I learned that lovely turn of phrase from a sculptor who let out his studio twice a week– one day to draw or paint, one week to sculpt. The clay was a soft tan that melted under heat. To work it, there was a studio microwave were we softened blocks up. The artist, Terry Lee, would walk among us and give advice. Mine was, “You’re licking it to death.” Trying too hard to make her skin too smooth, too perfect, inspecting the exact proportional measures, putting on clay, scrapping it off again to achieve the same result.

Jody is virtually my only sculpture. The first time I tried, and perhaps the last. Not that I dislike sculpture, but it takes a lot of time, and I have too many things to do. Going over the last version of my book being one of them.

I didn’t really like the first chapter. I wrote a prologue to balance it, but I’m not happy with that, either. I got another idea. Started another prologue. Stopped. Got another idea. Started again.

After showing the revised versions and the samples to my fiance, he wonders if he didn’t like the original better. Now I’m conflicted.

How do I know if the book might have been already good enough? I was convinced it wasn’t. Now I’m not so sure. When do you realize you’re not doing anything to improve it any longer?

1 day left – 100%

The revision is done. Blue Crystal now stands just over 96,200 words.

No more rough edits. No more large-scale rewrites. Edits are put off until after NaNoWriMo, but after that, I’ll scrub out whatever typos and awkwardness my test readers have found and prepare my query letter.

novel infidelity (nanowrimo, and that next thing…)

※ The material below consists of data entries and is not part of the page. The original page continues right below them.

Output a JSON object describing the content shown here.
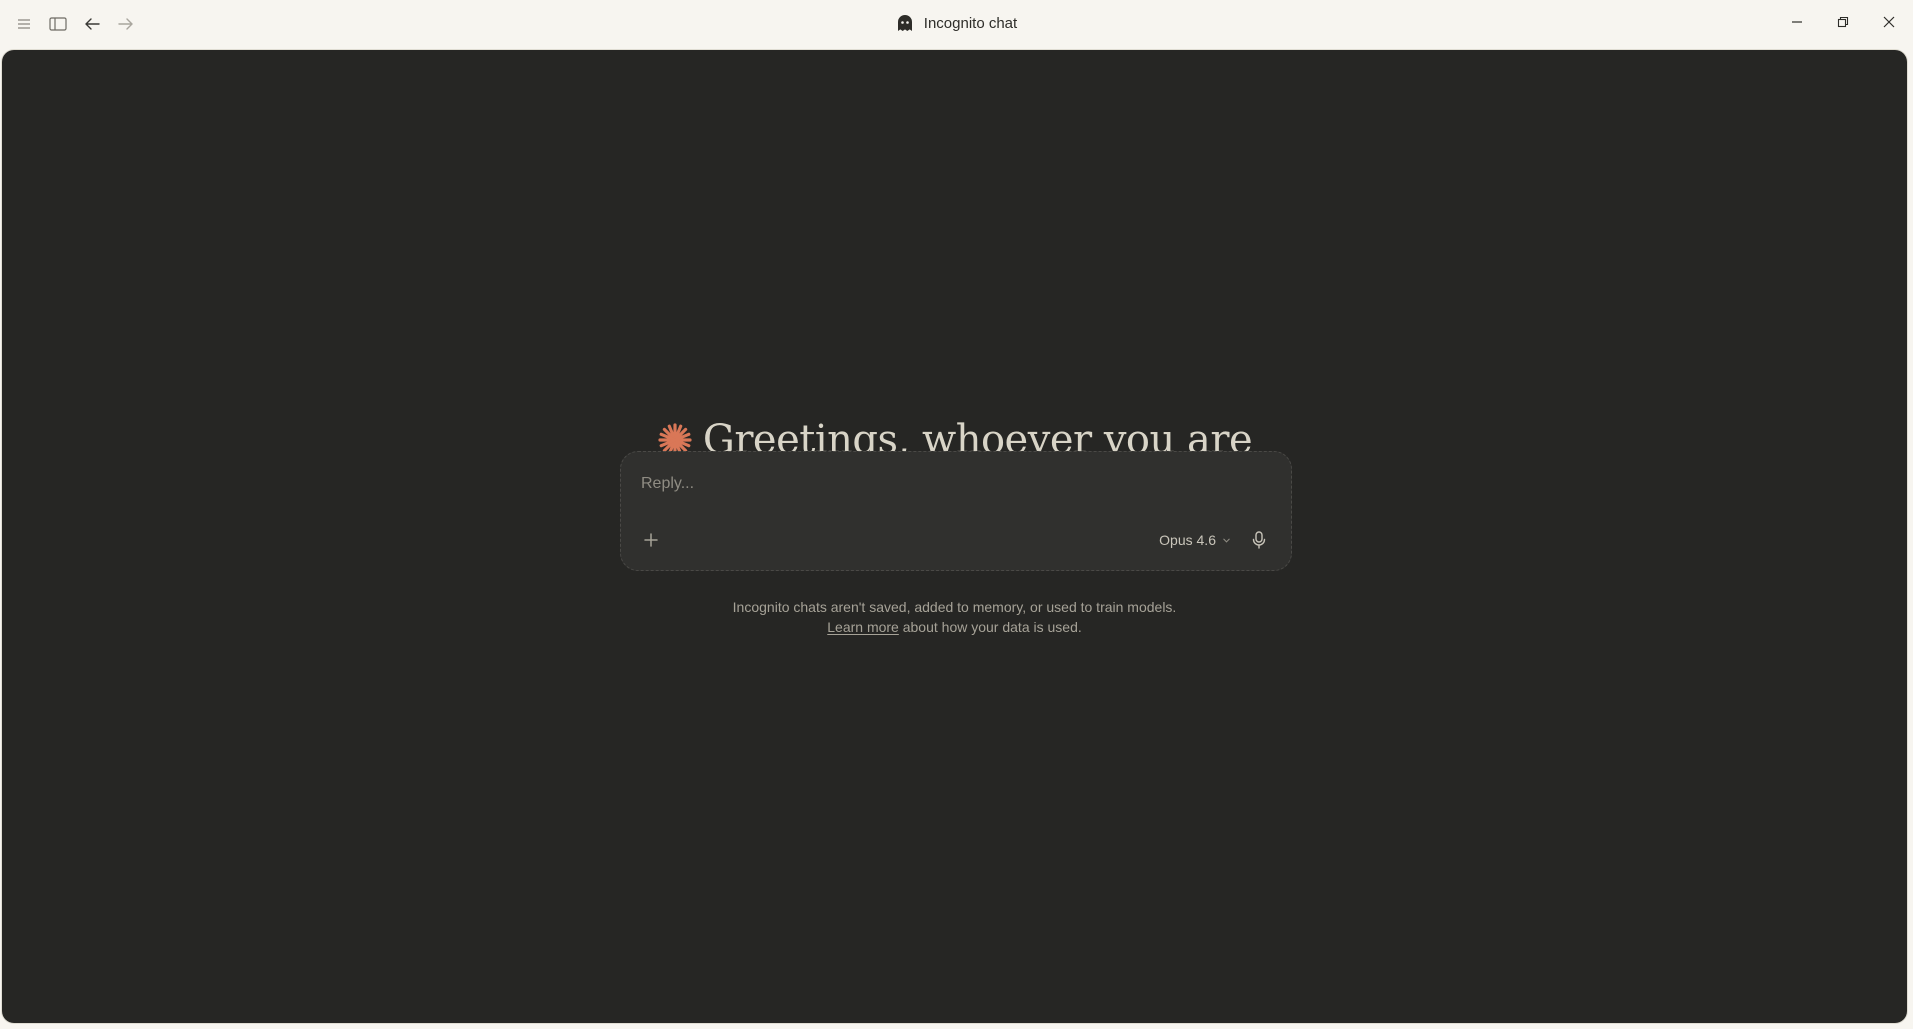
{
  "window": {
    "title": "Incognito chat",
    "icons": {
      "menu": "menu-icon",
      "sidebar": "sidebar-toggle-icon",
      "back": "arrow-left-icon",
      "forward": "arrow-right-icon",
      "title": "ghost-icon",
      "minimize": "minimize-icon",
      "restore": "restore-icon",
      "close": "close-icon"
    }
  },
  "greeting": {
    "text": "Greetings, whoever you are",
    "icon": "asterisk-spark-icon",
    "accent_color": "#d97757"
  },
  "composer": {
    "placeholder": "Reply...",
    "value": "",
    "add_icon": "plus-icon",
    "model_label": "Opus 4.6",
    "model_icon": "chevron-down-icon",
    "mic_icon": "microphone-icon"
  },
  "notice": {
    "line1": "Incognito chats aren't saved, added to memory, or used to train models.",
    "link_text": "Learn more",
    "line2_rest": " about how your data is used."
  },
  "colors": {
    "titlebar_bg": "#f7f5f0",
    "main_bg": "#262624",
    "composer_bg": "#30302e",
    "text_primary": "#d8d4c7",
    "text_muted": "#a6a297"
  }
}
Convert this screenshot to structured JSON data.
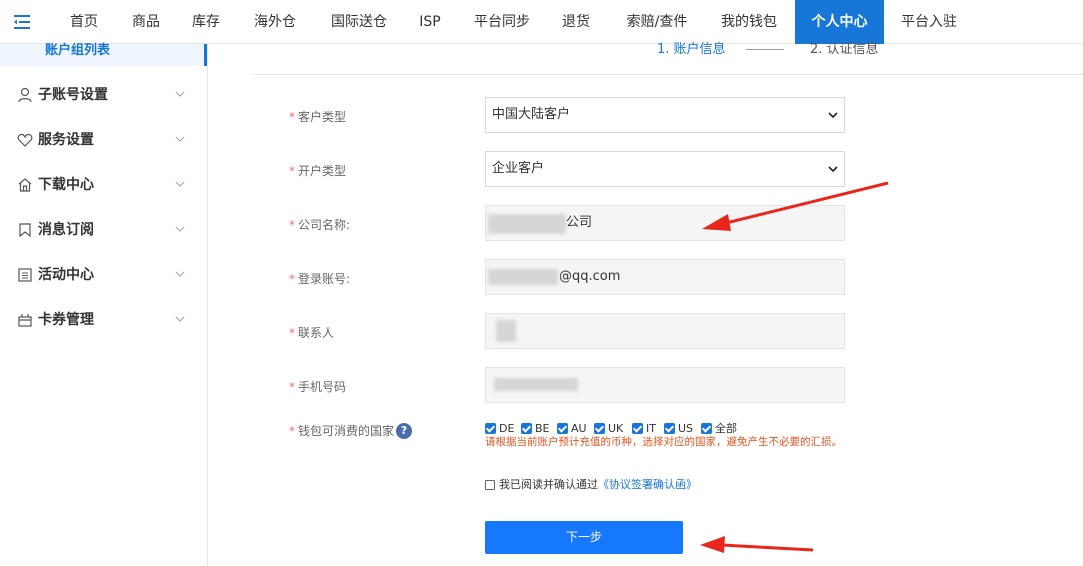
{
  "nav": {
    "items": [
      "首页",
      "商品",
      "库存",
      "海外仓",
      "国际送仓",
      "ISP",
      "平台同步",
      "退货",
      "索赔/查件",
      "我的钱包",
      "个人中心",
      "平台入驻"
    ],
    "active": "个人中心"
  },
  "sidebar": {
    "top_item": "账户组列表",
    "items": [
      {
        "label": "子账号设置",
        "icon": "user-icon"
      },
      {
        "label": "服务设置",
        "icon": "heart-icon"
      },
      {
        "label": "下载中心",
        "icon": "home-icon"
      },
      {
        "label": "消息订阅",
        "icon": "bookmark-icon"
      },
      {
        "label": "活动中心",
        "icon": "list-icon"
      },
      {
        "label": "卡券管理",
        "icon": "gift-icon"
      }
    ]
  },
  "steps": {
    "step1": "1. 账户信息",
    "step2": "2. 认证信息",
    "current": 1
  },
  "form": {
    "customer_type": {
      "label": "客户类型",
      "value": "中国大陆客户"
    },
    "account_type": {
      "label": "开户类型",
      "value": "企业客户"
    },
    "company_name": {
      "label": "公司名称:",
      "value": "公司"
    },
    "login_account": {
      "label": "登录账号:",
      "value": "@qq.com"
    },
    "contact": {
      "label": "联系人",
      "value": ""
    },
    "phone": {
      "label": "手机号码",
      "value": ""
    },
    "countries": {
      "label": "钱包可消费的国家",
      "options": [
        "DE",
        "BE",
        "AU",
        "UK",
        "IT",
        "US",
        "全部"
      ],
      "warning": "请根据当前账户预计充值的币种，选择对应的国家，避免产生不必要的汇损。"
    },
    "agreement": {
      "prefix": "我已阅读并确认通过",
      "link": "《协议签署确认函》",
      "checked": false
    },
    "next_button": "下一步"
  },
  "colors": {
    "brand": "#1677d9",
    "warning": "#e8541f",
    "required": "#f56c6c",
    "annotation_arrow": "#e8261c"
  }
}
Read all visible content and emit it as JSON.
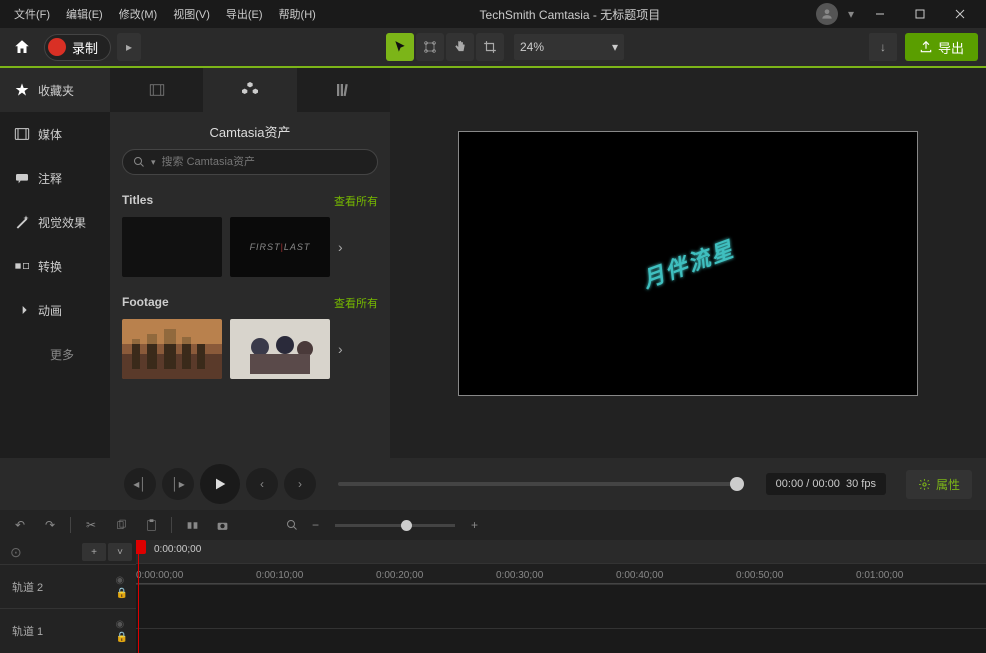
{
  "titlebar": {
    "menus": [
      "文件(F)",
      "编辑(E)",
      "修改(M)",
      "视图(V)",
      "导出(E)",
      "帮助(H)"
    ],
    "title": "TechSmith Camtasia - 无标题项目"
  },
  "toolbar": {
    "record_label": "录制",
    "zoom_value": "24%",
    "export_label": "导出"
  },
  "sidebar": {
    "items": [
      {
        "icon": "star",
        "label": "收藏夹"
      },
      {
        "icon": "media",
        "label": "媒体"
      },
      {
        "icon": "annotation",
        "label": "注释"
      },
      {
        "icon": "effects",
        "label": "视觉效果"
      },
      {
        "icon": "transition",
        "label": "转换"
      },
      {
        "icon": "animation",
        "label": "动画"
      }
    ],
    "more_label": "更多"
  },
  "assets": {
    "panel_title": "Camtasia资产",
    "search_placeholder": "搜索 Camtasia资产",
    "sections": [
      {
        "title": "Titles",
        "view_all": "查看所有"
      },
      {
        "title": "Footage",
        "view_all": "查看所有"
      }
    ],
    "firstlast": "FIRST|LAST"
  },
  "canvas": {
    "text": "月伴流星"
  },
  "player": {
    "time": "00:00 / 00:00",
    "fps": "30 fps",
    "properties_label": "属性"
  },
  "timeline": {
    "playhead_time": "0:00:00;00",
    "ticks": [
      "0:00:00;00",
      "0:00:10;00",
      "0:00:20;00",
      "0:00:30;00",
      "0:00:40;00",
      "0:00:50;00",
      "0:01:00;00"
    ],
    "tracks": [
      "轨道 2",
      "轨道 1"
    ]
  }
}
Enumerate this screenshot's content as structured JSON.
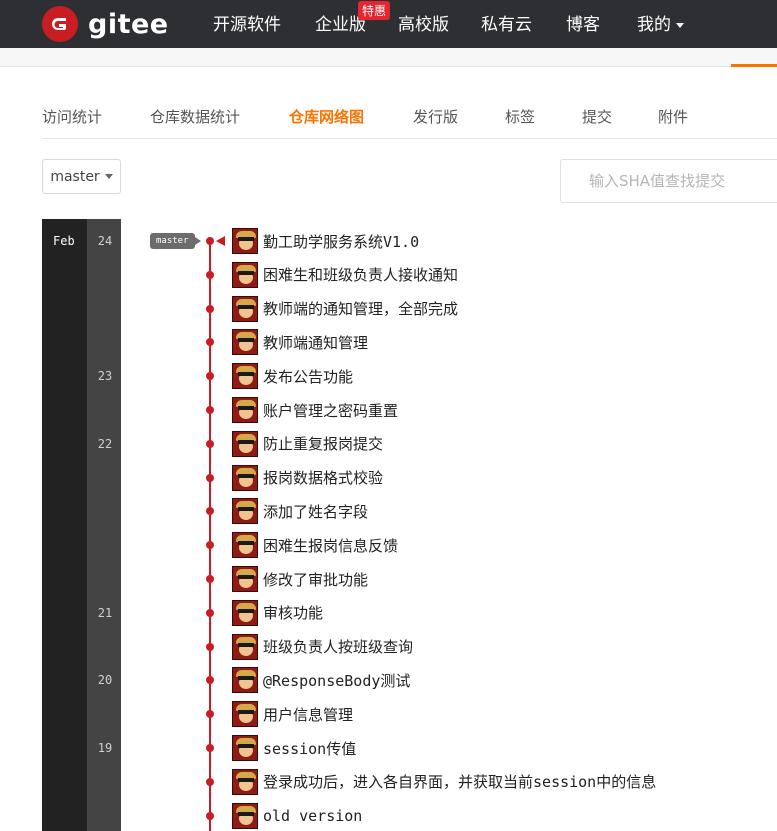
{
  "topnav": {
    "logo_text": "gitee",
    "items": [
      "开源软件",
      "企业版",
      "高校版",
      "私有云",
      "博客",
      "我的"
    ],
    "hot_badge": "特惠"
  },
  "tabs": [
    {
      "label": "访问统计",
      "active": false
    },
    {
      "label": "仓库数据统计",
      "active": false
    },
    {
      "label": "仓库网络图",
      "active": true
    },
    {
      "label": "发行版",
      "active": false
    },
    {
      "label": "标签",
      "active": false
    },
    {
      "label": "提交",
      "active": false
    },
    {
      "label": "附件",
      "active": false
    }
  ],
  "branch_select": {
    "value": "master"
  },
  "sha_search": {
    "placeholder": "输入SHA值查找提交"
  },
  "graph": {
    "month": "Feb",
    "branch_tag": "master",
    "days": [
      {
        "day": "24",
        "row": 0
      },
      {
        "day": "23",
        "row": 4
      },
      {
        "day": "22",
        "row": 6
      },
      {
        "day": "21",
        "row": 11
      },
      {
        "day": "20",
        "row": 13
      },
      {
        "day": "19",
        "row": 15
      }
    ],
    "commits": [
      "勤工助学服务系统V1.0",
      "困难生和班级负责人接收通知",
      "教师端的通知管理，全部完成",
      "教师端通知管理",
      "发布公告功能",
      "账户管理之密码重置",
      "防止重复报岗提交",
      "报岗数据格式校验",
      "添加了姓名字段",
      "困难生报岗信息反馈",
      "修改了审批功能",
      "审核功能",
      "班级负责人按班级查询",
      "@ResponseBody测试",
      "用户信息管理",
      "session传值",
      "登录成功后，进入各自界面，并获取当前session中的信息",
      "old version"
    ]
  },
  "colors": {
    "nav_bg": "#2d2f33",
    "brand_red": "#c71d23",
    "accent_orange": "#fe7300"
  }
}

There are fifty-one days between today and National Novel Writing Month 2009.

One month and twenty one days. Seven weeks and two days. Fifty-one days. Thirty-five weekdays. One month, twenty days, thirteen hours, ten minutes until the starting gun at midnight (from the time of writing).

I’ve got forty percent of Blue Crystal to revise still (though chapter eight is getting a major face lift at present). One chapter fixed a week (optimistic, as I’ve got the teaching job going again) means that it’ll take another five to six weeks to finish revisions. That last one or two weeks for polishing just might not be enough time to really finish final polishes, and I’d hoped to start agent searching before NaNo starts.


I’ve got a really, really fun story in mind to start on next.

Back two years ago, when I started Blue Crystal in NaNo 2007, this was actually my second idea for the fall project. My first choice was this yet immature idea, at the time a co-written sort of idea/plot that I just didn’t think was ready for a 50k marathon. Now, after two years of mulling in the back of my head, a go-ahead from my former partner to change, develop, and write the story without him, I’m more than ready to get started. It has everything that Blue Crystal doesn’t. Mad scientists, an awesome villain (he rams a screwdriver through his head in his first scene), an understated romance, and a sunny, Victorian-esc setting with a steampunk flair.

NaNoWriMo does something to me. I’ve participated twice (once on Blue Crystal’s first draft, then in ’08 with Blue Crystal’s third as a blind rewrite), and I’ve won both times. Before I started NaNo, I’d difficulty finishing anything. So here’s the problem: do I set Blue Crystal’s last changes aside and concentrate on the new thing knowing that a short attention span is my biggest writing weakness, or do I go full-bore and wear myself out literary-wise before November comes around? Or should I be prepared for both and see how things go?

It’s getting awfully hard to concentrate.